Zuhause ist es wirklich schön, vor allem schön anstrengend. Automatisch möchte ich nicht den ganzen Tag in Schlabberklamotten rumlaufen, sondern mich richtig anziehen. Das ist schon mal die erste Hürde. Anziehen. Ich bin unbeweglich und habe glücklicherweise Zugriff auf den gut gefüllten Kleiderschrank des Zeugwarts. So kann ich mich in eines seiner T-Shirts reinarbeiten und bin dann zwar etwas großzügig angezogen, aber das Ergebnis ist entscheidend: Ich trage frische Kleidung. Unfassbar wie schnell die Zeit vergeht, wenn man so beschäftigt ist. Wirklich helfen, kann man mir beim anziehen auch nicht, weil ja nur ich weiß, wie ich mich am besten bewegen kann, und wie eben auch nicht.

Neue Grenzen

Ich bin unfassbar unfit und immer noch genauso langsam wie im Krankenhaus. Zwar kann ich die Treppe gut hochgehen und komme nicht aus der Puste, aber jede andere Strecke, die etwas länger ist, wird zur Tagesaufgabe. Ich schaffe keine 400m am Stück zu gehen. Wenn wir mit dem Auto irgendwo hinfahren, zucke ich permanent zusammen, weil es entweder eng wird, oder ich Gefahren sehe, wo gar keine sind. Ständig muß ich mich mal hinsetzen um eine Pause zu machen, oder ich schlafe mal eine Stunde zwischendurch. Ich nehme gefühlte Unmengen von Medikamenten und trotzdem zwickt und zwackt immer was.

Alpträume

Und immer, wenn ich die Augen zumache, kommen die Dämonen. Ich träume schlecht. Jedes Mal. Entweder ich sterbe oder jemand, der mir Nahe steht, oder jemand Fremdes und ich bin dabei. Es ist immer ein Unfall. Nicht immer ein Fahrradunfall, meinen Träumen ist jede Art Unfall recht, aber immer ist es ein Unfall. Und ich schaue zu. Entweder ich sehe mich selbst, oder ich sehe die Anderen… und ich kann nie etwas tun.

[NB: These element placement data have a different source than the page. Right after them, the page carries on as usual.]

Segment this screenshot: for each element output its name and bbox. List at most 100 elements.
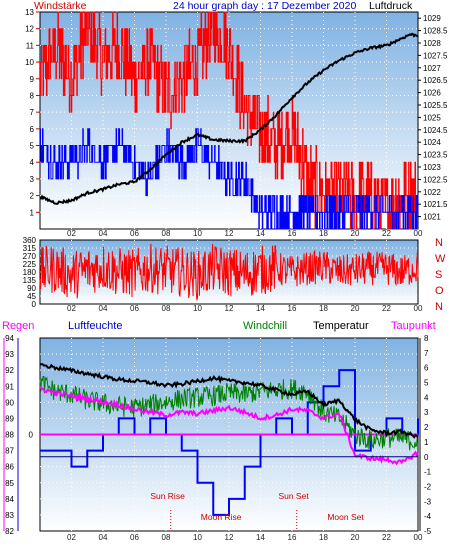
x-tick-label: 16 [288,304,297,313]
y-tick-left: 2 [30,192,35,201]
y-tick-direction: 0 [32,300,37,309]
y-tick-right: 1022 [423,188,441,197]
x-tick-label: 08 [162,533,171,542]
x-tick-label: 02 [67,533,76,542]
y-tick-temperature: 4 [424,393,429,402]
y-tick-right: 1025.5 [423,101,448,110]
y-tick-humidity: 89 [5,414,14,423]
compass-label: N [435,237,443,249]
y-tick-right: 1022.5 [423,175,448,184]
legend-taupunkt: Taupunkt [391,320,436,332]
x-tick-label: 12 [225,304,234,313]
annotation-label: Sun Set [278,491,309,501]
x-tick-label: 06 [130,229,139,238]
dewpoint-series [39,385,419,466]
y-tick-left: 6 [30,125,35,134]
temperature-series [39,363,419,439]
x-tick-label: 14 [256,533,265,542]
y-tick-direction: 315 [23,244,37,253]
x-tick-label: 08 [162,304,171,313]
y-tick-humidity: 88 [5,431,14,440]
y-tick-temperature: -3 [424,497,432,506]
x-tick-label: 10 [193,229,202,238]
y-tick-direction: 270 [23,252,37,261]
y-tick-left: 9 [30,75,35,84]
x-tick-label: 00 [414,229,423,238]
y-tick-humidity: 82 [5,527,14,536]
y-tick-right: 1021 [423,213,441,222]
y-tick-temperature: -2 [424,482,432,491]
y-tick-humidity: 86 [5,463,14,472]
y-tick-temperature: -1 [424,468,432,477]
x-tick-label: 10 [193,304,202,313]
y-tick-right: 1027 [423,64,441,73]
y-tick-humidity: 93 [5,350,14,359]
windchill-series [39,375,419,451]
y-tick-right: 1023 [423,163,441,172]
x-tick-label: 18 [319,533,328,542]
legend-regen: Regen [2,320,35,332]
y-tick-right: 1024 [423,138,441,147]
y-tick-right: 1026.5 [423,76,448,85]
x-tick-label: 00 [414,304,423,313]
x-tick-label: 14 [256,304,265,313]
pressure-series [39,32,419,205]
y-tick-left: 8 [30,91,35,100]
compass-label: S [435,269,442,281]
gust-series [40,11,418,230]
x-tick-label: 06 [130,533,139,542]
rain-zero-label: 0 [29,431,34,440]
y-tick-humidity: 90 [5,398,14,407]
header-right: Luftdruck [369,0,413,12]
annotation-label: Moon Set [327,512,364,522]
legend-luftfeuchte: Luftfeuchte [68,320,123,332]
y-tick-temperature: -5 [424,527,432,536]
x-tick-label: 04 [99,533,108,542]
y-tick-right: 1028 [423,39,441,48]
y-tick-left: 1 [30,208,35,217]
compass-label: O [435,285,444,297]
header-title: 24 hour graph day : 17 Dezember 2020 [173,0,357,12]
y-tick-right: 1026 [423,89,441,98]
direction-series [39,243,419,301]
y-tick-humidity: 85 [5,479,14,488]
y-tick-temperature: 5 [424,379,429,388]
y-tick-left: 4 [30,158,35,167]
y-tick-humidity: 94 [5,334,14,343]
x-tick-label: 14 [256,229,265,238]
y-tick-humidity: 87 [5,447,14,456]
x-tick-label: 22 [382,533,391,542]
y-tick-right: 1024.5 [423,126,448,135]
x-tick-label: 12 [225,533,234,542]
y-tick-temperature: 6 [424,364,429,373]
x-tick-label: 02 [67,229,76,238]
y-tick-direction: 135 [23,276,37,285]
y-tick-left: 7 [30,108,35,117]
y-tick-left: 5 [30,142,35,151]
legend-windchill: Windchill [243,320,288,332]
y-tick-temperature: 1 [424,438,429,447]
y-tick-direction: 360 [23,236,37,245]
y-tick-left: 3 [30,175,35,184]
x-tick-label: 18 [319,304,328,313]
y-tick-direction: 90 [27,284,36,293]
x-tick-label: 16 [288,533,297,542]
y-tick-right: 1025 [423,113,441,122]
x-tick-label: 20 [351,304,360,313]
y-tick-right: 1023.5 [423,151,448,160]
y-tick-direction: 45 [27,292,36,301]
x-tick-label: 08 [162,229,171,238]
y-tick-temperature: 3 [424,408,429,417]
x-tick-label: 02 [67,304,76,313]
y-tick-humidity: 83 [5,511,14,520]
x-tick-label: 00 [414,533,423,542]
wind-series [40,128,419,230]
y-tick-left: 13 [25,8,34,17]
y-tick-direction: 180 [23,268,37,277]
y-tick-left: 10 [25,58,34,67]
annotation-label: Moon Rise [201,512,242,522]
x-tick-label: 22 [382,229,391,238]
y-tick-temperature: 0 [424,453,429,462]
annotation-label: Sun Rise [150,491,185,501]
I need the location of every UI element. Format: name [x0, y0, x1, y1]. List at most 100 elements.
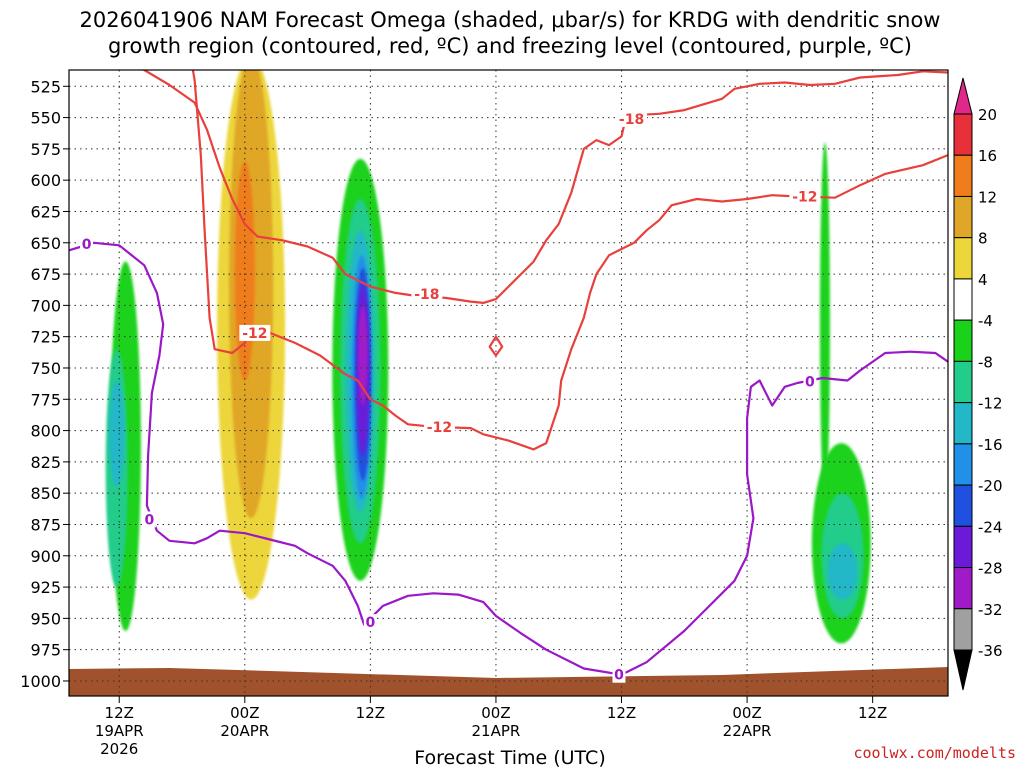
pressure-tick-label: 950 — [30, 609, 61, 628]
chart-title-line-1: 2026041906 NAM Forecast Omega (shaded, μ… — [80, 8, 941, 32]
ground-layer — [69, 666, 948, 696]
contour-label-bg — [789, 188, 821, 205]
contour-label-bg — [616, 110, 648, 127]
contour-labels: -18 -18 -12 -12 -12 0 0 0 0 0 — [80, 110, 821, 684]
contour-label: -18 — [619, 112, 644, 128]
colorbar-bin — [953, 319, 973, 362]
colorbar-label: -32 — [978, 601, 1003, 619]
pressure-tick-label: 1000 — [20, 672, 61, 691]
colorbar-label: -24 — [978, 518, 1003, 536]
colorbar-label: -4 — [978, 312, 993, 330]
time-tick-label: 21APR — [472, 722, 521, 740]
contour-label: -12 — [427, 420, 452, 436]
pressure-tick-label: 650 — [30, 234, 61, 253]
contour-label-bg — [142, 511, 156, 528]
contour-label: -12 — [792, 189, 817, 205]
pressure-tick-label: 900 — [30, 547, 61, 566]
colorbar-label: 4 — [978, 271, 988, 289]
colorbar-label: 20 — [978, 106, 997, 124]
colorbar-label: -8 — [978, 353, 993, 371]
omega-region — [109, 380, 125, 487]
colorbar-bin — [953, 443, 973, 486]
contour-label-bg — [803, 373, 817, 390]
time-tick-label: 12Z — [105, 704, 134, 722]
pressure-tick-label: 675 — [30, 265, 61, 284]
time-tick-label: 22APR — [723, 722, 772, 740]
pressure-tick-label: 525 — [30, 77, 61, 96]
chart-title-line-2: growth region (contoured, red, ºC) and f… — [108, 34, 912, 58]
pressure-tick-label: 775 — [30, 390, 61, 409]
time-tick-label: 20APR — [220, 722, 269, 740]
colorbar-bin — [953, 278, 973, 321]
colorbar-bin — [953, 113, 973, 156]
time-tick-label: 12Z — [356, 704, 385, 722]
contour-label: -12 — [242, 326, 267, 342]
contour-label: 0 — [82, 237, 92, 253]
colorbar-label: -12 — [978, 395, 1003, 413]
pressure-tick-label: 975 — [30, 641, 61, 660]
colorbar-bin — [953, 402, 973, 445]
contour-label-bg — [363, 614, 377, 631]
contour-label: 0 — [365, 615, 375, 631]
colorbar-label: 8 — [978, 230, 988, 248]
colorbar-label: -16 — [978, 436, 1003, 454]
contour-line — [488, 335, 504, 357]
contour-label: -18 — [414, 287, 439, 303]
pressure-tick-label: 925 — [30, 578, 61, 597]
colorbar-bin — [953, 360, 973, 404]
credit-text: coolwx.com/modelts — [853, 744, 1016, 762]
pressure-tick-label: 875 — [30, 515, 61, 534]
omega-region — [827, 543, 858, 600]
time-tick-label: 2026 — [100, 740, 138, 758]
colorbar-label: 16 — [978, 147, 997, 165]
plot-frame — [68, 69, 949, 697]
ground-terrain — [69, 666, 948, 696]
time-tick-label: 00Z — [732, 704, 761, 722]
colorbar-label: -36 — [978, 642, 1003, 660]
x-axis-title: Forecast Time (UTC) — [414, 747, 605, 768]
time-tick-label: 00Z — [230, 704, 259, 722]
colorbar: 20 16 12 8 4 -4 -8 -12 -16 -20 -24 -28 -32 -36 — [953, 77, 1003, 691]
colorbar-bin — [953, 567, 973, 610]
colorbar-bin — [953, 237, 973, 280]
colorbar-label: 12 — [978, 188, 997, 206]
contour-line — [69, 241, 948, 676]
contour-label-bg — [239, 324, 271, 341]
pressure-tick-label: 700 — [30, 296, 61, 315]
colorbar-label: -28 — [978, 560, 1003, 578]
pressure-tick-label: 550 — [30, 109, 61, 128]
pressure-tick-label: 800 — [30, 422, 61, 441]
colorbar-bin — [953, 154, 973, 197]
contour-label-bg — [612, 666, 626, 683]
pressure-tick-label: 575 — [30, 140, 61, 159]
pressure-tick-label: 825 — [30, 453, 61, 472]
pressure-tick-label: 600 — [30, 171, 61, 190]
omega-region — [819, 142, 830, 506]
contour-label: 0 — [144, 512, 154, 528]
grid-lines — [69, 70, 948, 696]
colorbar-bin — [953, 608, 973, 651]
time-tick-label: 00Z — [481, 704, 510, 722]
pressure-tick-label: 725 — [30, 328, 61, 347]
colorbar-bin — [953, 525, 973, 569]
colorbar-bin — [953, 484, 973, 527]
contour-label: 0 — [614, 668, 624, 684]
colorbar-overflow-low — [953, 649, 973, 691]
time-tick-label: 12Z — [607, 704, 636, 722]
omega-region — [358, 305, 368, 406]
colorbar-label: -20 — [978, 477, 1003, 495]
pressure-tick-label: 750 — [30, 359, 61, 378]
colorbar-overflow-high — [953, 77, 973, 115]
contour-line — [140, 70, 948, 304]
contour-label-bg — [411, 286, 443, 303]
pressure-axis: 525 550 575 600 625 650 675 700 725 750 775 800 825 8… — [20, 77, 69, 691]
time-tick-label: 19APR — [95, 722, 144, 740]
contour-label-bg — [423, 418, 455, 435]
pressure-tick-label: 850 — [30, 484, 61, 503]
pressure-tick-label: 625 — [30, 202, 61, 221]
contour-label-bg — [80, 236, 94, 253]
time-tick-label: 12Z — [858, 704, 887, 722]
contour-label: 0 — [805, 375, 815, 391]
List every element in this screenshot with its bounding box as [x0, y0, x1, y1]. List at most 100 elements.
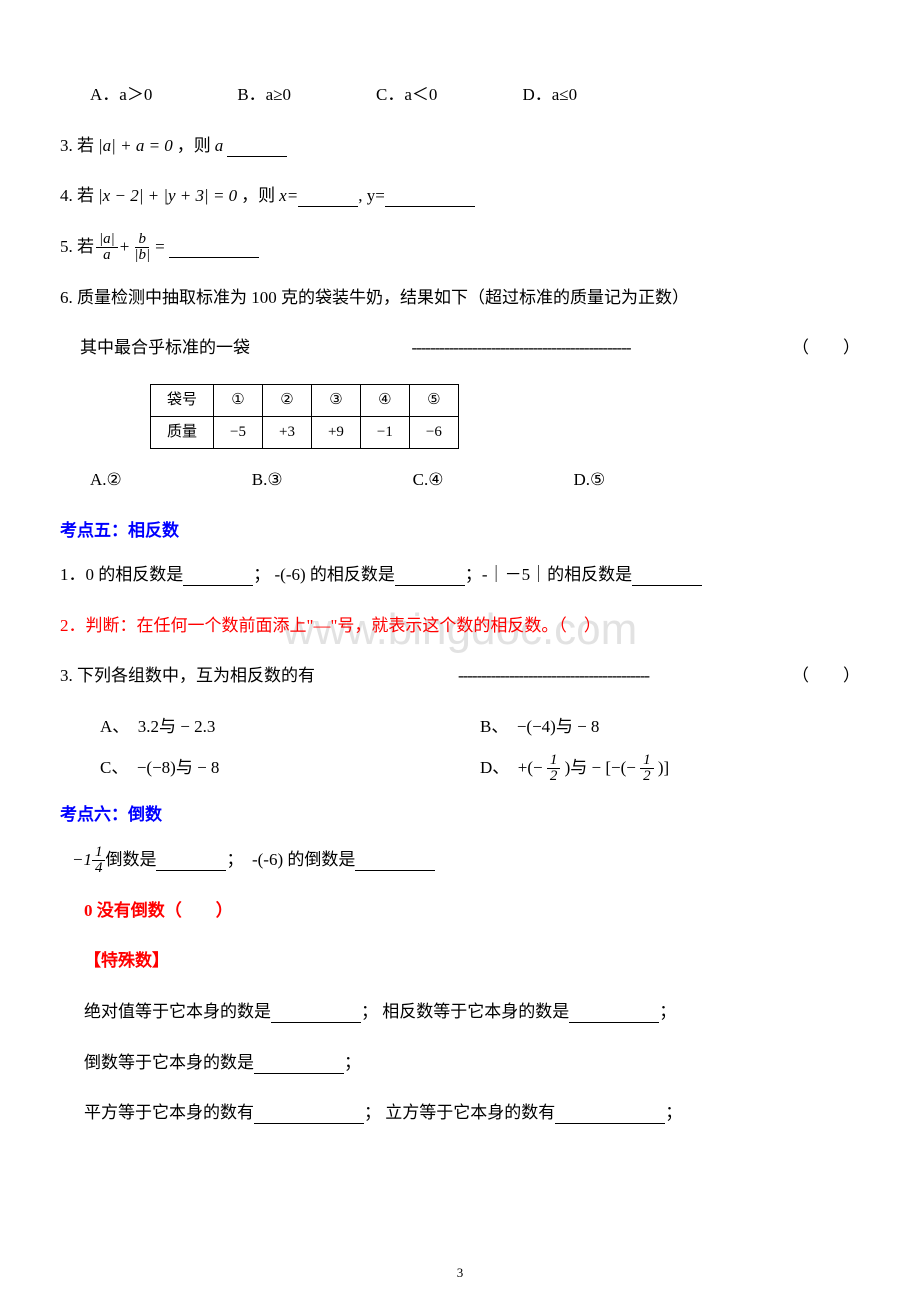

Ich wache immer schweißgebadet auf und bin nie erholt. Das war im Krankenhaus schon so und ich hoffe, dass ich es hier daheim wirklich bald los werde. Wahrscheinlich tut der Medikamentencocktail sein übriges dazu? Ich versuche mir positive Gedanken  zu machen. Gerade jetzt, wo ja eigentlich alles „nur noch“ gut werden muß, wäre es doch fatal sich keine guten Gedanken zu machen. Das Schwierigste ist ja rum. Aber nicht für meinen Kopf.

Erklärungen

Alle Welt, also gefühlt jeder, mit dem ich spreche, erwähnt, wieviel Glück ich hatte, dass der fliegende Freund den Krankenhaustip gegeben hat. Irgendwie kennt jeder jemanden, der zumindest mal jemanden kannte, der auch einen Pneumothorax hatte. Teilweise sind die Geschichten motivierend, oftmals machen sie mir aber Angst. Angst vor dem, was kommt. Angst vor der Zukunft. Was wird wohl werden? Kann die Lunge wieder? Ich war ziemlich gut trainiert, kann ich das wieder erreichen? Wenn ja, in welchem Zeitfenster? Und was, wenn nicht? Warum hackt jeder auf dem Unfall rum? Wahrscheinlich, weil die Menschen denken, erzählen ist verarbeiten und das hilft.